Reprenons. Après une rupture douloureuse, donc, le narrateur, jeune Italien installé à Paris, s'inscrit sur pointscommuns.com, site (réel) de rencontres fondées sur les affinités culturelles. Il s'agace d'abord de la «prétention intellectuelle» de ses membres, du fait qu'internet reproduise les barrières de classe: il suffit d'avoir «lu trois livres et d'afficher des convictions – même vagues – de gauche. Ne pas être repoussant, ne pas faire de fautes d'orthographe, se déclarer athée ou agnostique, se la jouer éventuellement un peu 'artiste' (photographe doit marcher à coup sûr) et, surtout, être blanc.» Mais il a mis le pied dans un labyrinthe au coeur duquel il n'y a pas de monstre, rien que du vide, et qui n'a peut-être pas de sortie: «Ce fut le commencement d'une nuit blanche qui allait durer une année entière, métamorphosant, par son éclat pixelisé, mes veilles et mes étreintes.»

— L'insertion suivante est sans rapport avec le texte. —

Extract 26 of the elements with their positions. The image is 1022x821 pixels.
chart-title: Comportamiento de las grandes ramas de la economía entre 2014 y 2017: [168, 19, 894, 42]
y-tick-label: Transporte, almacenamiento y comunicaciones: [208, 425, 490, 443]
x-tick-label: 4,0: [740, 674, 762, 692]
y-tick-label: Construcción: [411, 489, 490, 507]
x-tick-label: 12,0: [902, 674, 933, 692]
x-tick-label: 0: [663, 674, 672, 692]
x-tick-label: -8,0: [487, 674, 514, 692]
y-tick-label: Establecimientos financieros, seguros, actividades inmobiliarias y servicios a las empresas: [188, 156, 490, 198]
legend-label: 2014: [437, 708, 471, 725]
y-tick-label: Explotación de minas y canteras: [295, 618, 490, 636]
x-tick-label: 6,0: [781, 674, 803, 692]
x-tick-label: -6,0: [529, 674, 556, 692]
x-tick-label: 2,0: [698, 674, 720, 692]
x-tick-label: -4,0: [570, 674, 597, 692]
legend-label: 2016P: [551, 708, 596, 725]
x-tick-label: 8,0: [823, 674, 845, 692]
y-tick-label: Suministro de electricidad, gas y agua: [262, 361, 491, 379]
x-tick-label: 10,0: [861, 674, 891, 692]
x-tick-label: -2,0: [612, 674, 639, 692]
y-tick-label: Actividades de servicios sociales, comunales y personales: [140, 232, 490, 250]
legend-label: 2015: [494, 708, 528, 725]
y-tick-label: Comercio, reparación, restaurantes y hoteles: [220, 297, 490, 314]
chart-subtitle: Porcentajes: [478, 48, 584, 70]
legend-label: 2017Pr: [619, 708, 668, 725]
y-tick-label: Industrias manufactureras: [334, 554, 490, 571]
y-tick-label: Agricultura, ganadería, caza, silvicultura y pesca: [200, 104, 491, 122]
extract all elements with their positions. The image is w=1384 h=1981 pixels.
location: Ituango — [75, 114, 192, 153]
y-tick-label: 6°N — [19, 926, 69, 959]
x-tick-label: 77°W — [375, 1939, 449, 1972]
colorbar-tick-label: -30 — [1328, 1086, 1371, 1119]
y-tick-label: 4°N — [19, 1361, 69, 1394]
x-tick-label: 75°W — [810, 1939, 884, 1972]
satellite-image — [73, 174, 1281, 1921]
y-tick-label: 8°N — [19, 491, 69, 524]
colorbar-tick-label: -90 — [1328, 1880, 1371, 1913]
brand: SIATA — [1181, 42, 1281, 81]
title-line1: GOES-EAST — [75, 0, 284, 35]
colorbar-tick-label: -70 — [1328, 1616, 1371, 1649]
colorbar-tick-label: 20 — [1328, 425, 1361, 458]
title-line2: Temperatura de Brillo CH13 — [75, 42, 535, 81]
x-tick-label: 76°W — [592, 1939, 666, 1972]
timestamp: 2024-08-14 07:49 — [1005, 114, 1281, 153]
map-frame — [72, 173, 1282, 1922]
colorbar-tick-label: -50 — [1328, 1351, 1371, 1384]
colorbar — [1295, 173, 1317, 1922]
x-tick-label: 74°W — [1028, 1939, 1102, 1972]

S'ensuit une véritable noyade dans une succession d'aventures faciles et sans consistance. «Additionner les rencontres pour se soustraire», note-t-il, tandis qu'il éprouve l'étrange sensation «d'être avec des gens» et en même temps «isolé parmi ces ombres pulsantes et insaisissables, emprisonnées dans un espace parallèle». Prolonger son abonnement, c'est signer un «contrat avec [s]on absence»: il fuit sa douleur dans une sorte de frénésie consumériste, pris de vertige devant les milliers de profils disponibles en un clic de souris. Sur les rayons de ce gigantesque supermarché virtuel, il suffit de puiser parmi les visages en promotion, qui affichent intérêts et mensurations comme autant d'arguments de vente. Standardisation du désir et marchandisation des goûts sont ici la règle – au moment de créer son profil, d'ailleurs, «on ne peut afficher dans sa liste de préférences que ce qu'il est possible d'acheter sur alapage.com»...

 

Fuite en avant

Et le narrateur de sombrer dans une spirale autodestructrice où la consommation effrénée des corps creuse son vide existentiel. Il butine, se perd, se disperse, s'inscrit sur d'autres sites et se démultiplie dans d'innombrables fakes – «faux», identités inventées –, créant même des profils féminins. Qui est-il? Laquelle de ses prothèses identitaires, doubles virtuels à l'éphémère existence? Il manipule, ment et se ment, achève de perdre contact avec la réalité. Et s'il assimile chaque nouvelle rencontre à un petit suicide, il est incapable de s'arrêter – l'aiguillon qui le rendra à lui sera la souffrance de la jalousie, quand l'une de ses conquêtes, prise dans la même addiction, lui échappe.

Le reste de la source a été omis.